Future Bayswater committed to continue planning for area after industry award wins


Future Bayswater chair Paul Shanahan (centre) with fellow members at the national awards.
Future Bayswater chair Paul Shanahan (centre) with fellow members at the national awards.

FUTURE Bayswater chair Paul Shanahan, who won the Planning Institute Australia planning champion award last week, says the group is motivated to continue planning for Bayswater’s future.

Mr Shanahan was awarded at the 2018 National Awards for Planning Excellence ceremony on May 9, after his group won three awards at the state awards in November.

The awards recognise leading practice, leadership and achievement in planning and the planning profession, and are spread across 12 different categories.

The group was formed in January 2016 to provide a forum for people who want to see viable investment and future development in the town centre and the precinct surrounding the Meltham train station.

In the past 12 months, the group held three visioning workshops, hosted a visit from Federal Cities Minister Paul Fletcher and attracted more than 880 locals to its home at 9 and 11 King William Street for the Beats, Burgers and Beers event.

Mr Shanahan said it was an “enormous thrill and honour” and “very humbling” to have won the award.

“To be honest, it’s an award for the whole of Future Bayswater – I couldn’t have won it without the group,” he said.

“I’ve come to the conclusion that the planning industry will play an incredibly important role in Bayswater’s (and Perth’s) future.

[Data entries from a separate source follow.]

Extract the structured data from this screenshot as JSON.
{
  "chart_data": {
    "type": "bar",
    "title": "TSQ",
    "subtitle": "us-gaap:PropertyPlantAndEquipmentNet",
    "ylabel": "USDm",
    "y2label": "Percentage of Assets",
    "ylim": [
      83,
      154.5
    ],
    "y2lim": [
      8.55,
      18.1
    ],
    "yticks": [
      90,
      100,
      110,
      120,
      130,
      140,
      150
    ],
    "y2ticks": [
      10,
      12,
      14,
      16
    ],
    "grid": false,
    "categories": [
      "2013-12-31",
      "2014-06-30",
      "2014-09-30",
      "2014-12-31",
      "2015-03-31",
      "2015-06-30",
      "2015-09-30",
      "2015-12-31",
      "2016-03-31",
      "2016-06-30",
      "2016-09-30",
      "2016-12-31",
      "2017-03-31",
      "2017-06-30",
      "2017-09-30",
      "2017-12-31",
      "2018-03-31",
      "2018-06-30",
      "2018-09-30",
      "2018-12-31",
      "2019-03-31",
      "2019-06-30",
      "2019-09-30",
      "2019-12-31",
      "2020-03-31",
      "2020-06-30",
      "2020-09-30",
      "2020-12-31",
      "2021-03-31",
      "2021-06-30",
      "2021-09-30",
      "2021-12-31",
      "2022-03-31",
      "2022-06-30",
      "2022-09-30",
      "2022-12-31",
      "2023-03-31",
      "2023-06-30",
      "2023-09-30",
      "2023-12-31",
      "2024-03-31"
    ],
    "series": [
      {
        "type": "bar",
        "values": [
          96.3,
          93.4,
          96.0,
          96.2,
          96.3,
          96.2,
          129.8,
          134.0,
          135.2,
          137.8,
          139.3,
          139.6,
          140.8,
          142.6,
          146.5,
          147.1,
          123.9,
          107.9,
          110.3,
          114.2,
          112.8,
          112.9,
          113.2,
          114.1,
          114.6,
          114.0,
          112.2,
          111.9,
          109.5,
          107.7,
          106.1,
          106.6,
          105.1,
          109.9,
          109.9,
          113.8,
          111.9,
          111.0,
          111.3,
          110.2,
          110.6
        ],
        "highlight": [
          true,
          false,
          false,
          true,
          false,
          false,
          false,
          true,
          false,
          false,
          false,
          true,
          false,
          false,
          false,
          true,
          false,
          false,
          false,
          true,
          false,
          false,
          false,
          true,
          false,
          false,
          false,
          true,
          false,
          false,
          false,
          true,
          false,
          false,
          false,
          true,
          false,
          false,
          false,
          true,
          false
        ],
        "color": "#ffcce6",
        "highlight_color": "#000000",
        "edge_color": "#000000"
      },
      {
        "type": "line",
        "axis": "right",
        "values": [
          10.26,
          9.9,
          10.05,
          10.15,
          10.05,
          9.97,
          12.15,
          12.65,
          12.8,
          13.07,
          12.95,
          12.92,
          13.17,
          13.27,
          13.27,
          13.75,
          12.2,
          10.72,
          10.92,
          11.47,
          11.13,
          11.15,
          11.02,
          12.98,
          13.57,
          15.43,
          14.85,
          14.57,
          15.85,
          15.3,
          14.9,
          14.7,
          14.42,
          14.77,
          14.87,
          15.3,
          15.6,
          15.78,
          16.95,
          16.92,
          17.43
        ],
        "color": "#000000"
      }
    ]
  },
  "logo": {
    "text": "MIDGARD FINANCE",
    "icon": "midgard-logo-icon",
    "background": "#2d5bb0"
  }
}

“A group like Future Bayswater is critical in assisting in this planning process by engaging the community in a genuine and authentic way – to get public permission.

“This award is a validation that we are on the right track and that the planning industry agree – that is incredibly motivating.”

He said the group was establishing three working groups to start work on three projects that built on feedback gathered from last year’s workshops.

“We have local residents ready to participate – it will be a genuine community effort,” he said.

“We are very disappointed in the structure plan for the Bayswater Town Centre and we will continue to advocate at the WA Planning Commission and to our State and Federal members to get this right.

“So, we (can) leverage the $84 million upgrade to the Bayswater Train Station to its maximum and ensure this once-in-a-lifetime opportunity is not squandered.”

The group recently launched its Urban Regeneration Hub with Curtin University and Bendigo Bank, where architecture Masters students were working on a project based on the Bayswater town centre, which was expected to continue in semester two.